Les inondations meurtrières qui ont frappé l’Espagne s’ajoutent à la longue liste d’événements dévastateurs qui endeuillent l’Europe et la France depuis plus de trente ans, au moment même où l’ONU publie un nouveau rapport sur l’insuffisance des politiques climatiques qui mènent le pays. planète vers un réchauffement de +3,1ºC à la fin de ce siècle, et que le troisième plan national d’adaptation au changement climatique vient d’être dévoilé. Pour quelqu’un qui travaille sur les catastrophes depuis deux décennies, la seule chose surprenante est que l’on trouve encore le moyen d’être surpris.
En soi, de telles tempêtes ne sont pas exceptionnelles. Se produisant chaque année à l’automne, ils caractérisent le climat méditerranéen. Ils sont responsables d’une brusque augmentation du débit des rivières, qui débordent de leur lit et submergent les plaines côtières. Leur violence est d’autant plus difficile à imaginer que les torrents méditerranéens ont la plupart du temps un faible débit. Il suffit cependant de regarder la largeur des vallées en aval pour se convaincre des volumes d’eau qui peuvent s’écouler en quelques heures, rendant illusoire toute possibilité de résistance, voire d’évacuation.

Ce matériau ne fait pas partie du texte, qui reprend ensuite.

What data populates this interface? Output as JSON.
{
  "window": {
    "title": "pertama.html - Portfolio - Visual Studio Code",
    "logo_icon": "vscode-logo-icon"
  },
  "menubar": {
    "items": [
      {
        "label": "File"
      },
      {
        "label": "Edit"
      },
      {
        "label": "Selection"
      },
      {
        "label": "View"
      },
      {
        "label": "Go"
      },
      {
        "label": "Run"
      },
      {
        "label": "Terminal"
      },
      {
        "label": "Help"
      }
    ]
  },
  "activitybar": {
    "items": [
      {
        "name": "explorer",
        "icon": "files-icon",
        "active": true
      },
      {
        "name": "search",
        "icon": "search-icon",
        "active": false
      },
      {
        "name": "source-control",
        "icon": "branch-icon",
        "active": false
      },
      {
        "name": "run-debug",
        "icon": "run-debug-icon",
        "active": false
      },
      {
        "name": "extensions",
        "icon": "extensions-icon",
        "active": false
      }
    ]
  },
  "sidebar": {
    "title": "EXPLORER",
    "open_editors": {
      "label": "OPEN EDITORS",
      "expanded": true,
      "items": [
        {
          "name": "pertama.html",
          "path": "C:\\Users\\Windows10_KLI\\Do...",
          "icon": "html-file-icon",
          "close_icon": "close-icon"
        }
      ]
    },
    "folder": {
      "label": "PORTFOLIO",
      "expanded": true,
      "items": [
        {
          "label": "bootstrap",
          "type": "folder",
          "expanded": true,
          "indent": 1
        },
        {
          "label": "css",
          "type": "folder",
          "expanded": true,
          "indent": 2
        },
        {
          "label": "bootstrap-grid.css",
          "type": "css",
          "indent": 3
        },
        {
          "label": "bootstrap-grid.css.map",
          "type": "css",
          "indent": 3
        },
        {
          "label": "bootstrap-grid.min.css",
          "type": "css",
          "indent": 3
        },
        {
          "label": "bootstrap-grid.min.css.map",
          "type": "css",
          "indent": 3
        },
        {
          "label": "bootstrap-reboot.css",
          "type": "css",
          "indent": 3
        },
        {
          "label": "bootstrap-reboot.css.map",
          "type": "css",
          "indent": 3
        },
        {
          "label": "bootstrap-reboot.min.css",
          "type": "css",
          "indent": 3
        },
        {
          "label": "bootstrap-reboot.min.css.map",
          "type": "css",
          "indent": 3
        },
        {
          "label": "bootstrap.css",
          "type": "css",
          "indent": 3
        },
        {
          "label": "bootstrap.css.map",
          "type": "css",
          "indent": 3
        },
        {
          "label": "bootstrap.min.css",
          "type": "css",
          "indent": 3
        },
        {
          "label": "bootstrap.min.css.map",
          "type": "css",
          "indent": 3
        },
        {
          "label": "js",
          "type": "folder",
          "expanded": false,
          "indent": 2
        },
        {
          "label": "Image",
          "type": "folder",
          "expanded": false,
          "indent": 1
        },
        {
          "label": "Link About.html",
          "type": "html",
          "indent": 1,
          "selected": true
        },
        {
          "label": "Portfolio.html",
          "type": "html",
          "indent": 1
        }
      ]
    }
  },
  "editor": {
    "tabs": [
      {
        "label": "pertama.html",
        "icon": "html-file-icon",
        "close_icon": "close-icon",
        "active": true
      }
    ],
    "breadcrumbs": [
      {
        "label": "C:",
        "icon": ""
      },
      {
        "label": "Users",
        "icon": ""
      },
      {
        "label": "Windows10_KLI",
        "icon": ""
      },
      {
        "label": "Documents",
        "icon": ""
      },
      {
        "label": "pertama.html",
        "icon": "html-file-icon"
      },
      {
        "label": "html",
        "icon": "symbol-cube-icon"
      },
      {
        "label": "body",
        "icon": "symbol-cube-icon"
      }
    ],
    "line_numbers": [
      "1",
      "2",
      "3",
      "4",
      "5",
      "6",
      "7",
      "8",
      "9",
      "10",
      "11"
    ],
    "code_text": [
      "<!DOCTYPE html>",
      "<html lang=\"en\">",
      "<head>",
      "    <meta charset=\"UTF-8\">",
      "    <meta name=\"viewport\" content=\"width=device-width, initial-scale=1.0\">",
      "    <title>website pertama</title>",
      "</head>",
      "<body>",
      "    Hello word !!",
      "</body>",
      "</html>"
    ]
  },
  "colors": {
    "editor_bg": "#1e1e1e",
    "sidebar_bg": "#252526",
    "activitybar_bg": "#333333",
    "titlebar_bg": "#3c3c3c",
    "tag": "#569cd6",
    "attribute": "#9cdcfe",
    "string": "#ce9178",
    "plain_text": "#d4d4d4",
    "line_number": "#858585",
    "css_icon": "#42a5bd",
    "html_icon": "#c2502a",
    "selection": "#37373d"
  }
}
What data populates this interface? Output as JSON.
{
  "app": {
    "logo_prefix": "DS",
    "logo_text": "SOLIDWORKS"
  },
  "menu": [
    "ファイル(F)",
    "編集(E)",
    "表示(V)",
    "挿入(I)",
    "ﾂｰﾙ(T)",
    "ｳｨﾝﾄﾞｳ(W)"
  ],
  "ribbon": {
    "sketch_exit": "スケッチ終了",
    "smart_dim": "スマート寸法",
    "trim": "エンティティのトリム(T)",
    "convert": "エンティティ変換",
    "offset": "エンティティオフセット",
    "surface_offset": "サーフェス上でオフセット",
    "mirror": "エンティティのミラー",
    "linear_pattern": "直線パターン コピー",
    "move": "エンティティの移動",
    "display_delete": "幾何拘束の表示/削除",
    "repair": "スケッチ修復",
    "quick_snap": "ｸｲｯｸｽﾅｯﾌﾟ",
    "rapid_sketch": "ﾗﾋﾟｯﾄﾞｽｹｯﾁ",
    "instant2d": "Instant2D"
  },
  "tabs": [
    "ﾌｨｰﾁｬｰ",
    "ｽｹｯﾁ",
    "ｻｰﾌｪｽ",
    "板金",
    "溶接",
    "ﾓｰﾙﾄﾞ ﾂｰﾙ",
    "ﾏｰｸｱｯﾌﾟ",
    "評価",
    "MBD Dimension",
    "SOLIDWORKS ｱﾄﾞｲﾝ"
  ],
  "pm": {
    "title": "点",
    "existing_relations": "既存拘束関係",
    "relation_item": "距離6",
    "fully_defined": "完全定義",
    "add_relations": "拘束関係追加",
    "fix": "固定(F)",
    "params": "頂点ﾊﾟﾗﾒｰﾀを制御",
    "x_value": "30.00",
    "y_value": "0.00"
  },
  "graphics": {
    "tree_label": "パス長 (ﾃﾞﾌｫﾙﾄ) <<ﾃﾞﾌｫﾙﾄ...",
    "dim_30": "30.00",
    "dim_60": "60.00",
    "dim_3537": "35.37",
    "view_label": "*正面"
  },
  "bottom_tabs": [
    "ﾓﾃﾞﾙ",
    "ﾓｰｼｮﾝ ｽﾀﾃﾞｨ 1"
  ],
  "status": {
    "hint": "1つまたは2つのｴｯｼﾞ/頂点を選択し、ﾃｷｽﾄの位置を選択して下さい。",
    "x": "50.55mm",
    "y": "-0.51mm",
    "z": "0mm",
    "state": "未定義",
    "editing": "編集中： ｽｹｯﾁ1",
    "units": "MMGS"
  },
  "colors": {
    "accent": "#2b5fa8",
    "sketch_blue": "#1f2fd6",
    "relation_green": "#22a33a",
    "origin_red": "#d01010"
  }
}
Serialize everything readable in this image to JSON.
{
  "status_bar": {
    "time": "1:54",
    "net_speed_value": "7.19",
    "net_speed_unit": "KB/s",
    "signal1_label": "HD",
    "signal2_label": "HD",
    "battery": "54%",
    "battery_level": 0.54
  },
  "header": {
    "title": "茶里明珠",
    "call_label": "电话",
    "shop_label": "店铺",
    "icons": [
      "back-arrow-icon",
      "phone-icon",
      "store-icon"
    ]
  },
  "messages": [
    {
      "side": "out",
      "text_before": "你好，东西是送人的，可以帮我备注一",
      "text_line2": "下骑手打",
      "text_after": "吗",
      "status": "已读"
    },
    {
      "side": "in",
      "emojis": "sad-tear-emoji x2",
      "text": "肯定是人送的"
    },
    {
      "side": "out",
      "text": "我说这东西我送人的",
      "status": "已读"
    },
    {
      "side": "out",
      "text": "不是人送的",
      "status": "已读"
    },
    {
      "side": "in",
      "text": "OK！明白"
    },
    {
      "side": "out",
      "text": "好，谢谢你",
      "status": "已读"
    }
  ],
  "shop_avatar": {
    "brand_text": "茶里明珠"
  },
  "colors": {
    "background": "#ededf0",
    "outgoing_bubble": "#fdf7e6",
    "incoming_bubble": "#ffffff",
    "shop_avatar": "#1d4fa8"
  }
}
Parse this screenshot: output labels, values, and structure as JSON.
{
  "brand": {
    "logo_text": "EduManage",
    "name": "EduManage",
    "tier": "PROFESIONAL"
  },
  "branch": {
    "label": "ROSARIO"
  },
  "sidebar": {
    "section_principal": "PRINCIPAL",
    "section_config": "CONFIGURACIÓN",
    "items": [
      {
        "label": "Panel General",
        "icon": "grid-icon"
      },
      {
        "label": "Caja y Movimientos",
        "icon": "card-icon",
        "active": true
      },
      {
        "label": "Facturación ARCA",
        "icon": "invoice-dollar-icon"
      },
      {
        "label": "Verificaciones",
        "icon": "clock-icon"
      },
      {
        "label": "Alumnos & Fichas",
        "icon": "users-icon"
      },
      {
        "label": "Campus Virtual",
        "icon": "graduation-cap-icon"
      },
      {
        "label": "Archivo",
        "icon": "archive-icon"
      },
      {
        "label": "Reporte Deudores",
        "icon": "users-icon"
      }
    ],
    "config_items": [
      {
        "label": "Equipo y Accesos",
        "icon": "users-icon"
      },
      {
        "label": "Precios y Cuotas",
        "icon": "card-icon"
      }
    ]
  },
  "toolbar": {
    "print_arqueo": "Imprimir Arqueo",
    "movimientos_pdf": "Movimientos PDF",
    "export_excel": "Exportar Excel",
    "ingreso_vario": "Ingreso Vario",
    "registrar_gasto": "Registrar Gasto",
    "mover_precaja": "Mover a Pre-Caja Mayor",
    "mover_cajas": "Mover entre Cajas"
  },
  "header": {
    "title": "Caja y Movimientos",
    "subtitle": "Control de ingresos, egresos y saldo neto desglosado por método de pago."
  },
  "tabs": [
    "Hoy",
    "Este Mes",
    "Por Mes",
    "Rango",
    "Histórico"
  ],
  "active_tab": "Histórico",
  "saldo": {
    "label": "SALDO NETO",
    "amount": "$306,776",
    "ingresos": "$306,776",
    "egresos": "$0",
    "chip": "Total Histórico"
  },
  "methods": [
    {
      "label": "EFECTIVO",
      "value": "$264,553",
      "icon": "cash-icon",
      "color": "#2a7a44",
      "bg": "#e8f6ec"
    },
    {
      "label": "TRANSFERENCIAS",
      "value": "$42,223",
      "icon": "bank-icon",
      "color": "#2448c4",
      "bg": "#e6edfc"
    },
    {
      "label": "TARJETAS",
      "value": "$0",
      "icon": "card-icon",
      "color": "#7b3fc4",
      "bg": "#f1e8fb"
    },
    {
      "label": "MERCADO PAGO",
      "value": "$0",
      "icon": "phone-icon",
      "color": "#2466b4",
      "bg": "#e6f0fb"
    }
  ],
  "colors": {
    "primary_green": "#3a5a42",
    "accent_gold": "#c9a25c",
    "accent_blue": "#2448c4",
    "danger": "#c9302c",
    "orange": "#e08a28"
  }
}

Ce phénomène de crues torrentielles était bien connu des anciens. Localement, nous leur avons même donné des noms : les « iguats » du Roussillon, les « vidourlades » de Sommières (Gard). Au fil des siècles, les sociétés méditerranéennes se sont adaptées. L’occupation humaine favorisait les hauteurs ; les maisons furent surélevées ; les arches et piles des ponts calibrés pour ne pas être emportés ou ne pas créer d’embâcles destructeurs.
Environnement artificiel
Au cours du 20e siècle, les progrès de la science et de la technologie ont conduit à une meilleure prévision des événements météorologiques, à une meilleure alerte et au renforcement des digues. Pourtant, chaque année, des catastrophes surviennent. Le coût des dégâts ne cesse d’augmenter et le nombre de victimes reste élevé.
Ce paradoxe peut s’expliquer de deux manières. D’une part, le nombre de personnes exposées à ces risques a considérablement augmenté. De nombreuses communes ont misé sur le tourisme et l’économie résidentielle, avec l’arrivée continue de nouveaux résidents, de jeunes ménages ou de retraités, de résidents permanents ou temporaires (maisons secondaires). La croissance démographique s’est produite grâce à l’étalement urbain dans les vallées fluviales et les plaines côtières. Les terres agricoles ont notamment été subdivisées en maisons individuelles de plain-pied, qui n’offrent aucun refuge en cas de montée brutale des eaux.
Il vous reste 60,37% de cet article à lire. Le reste est réservé aux abonnés.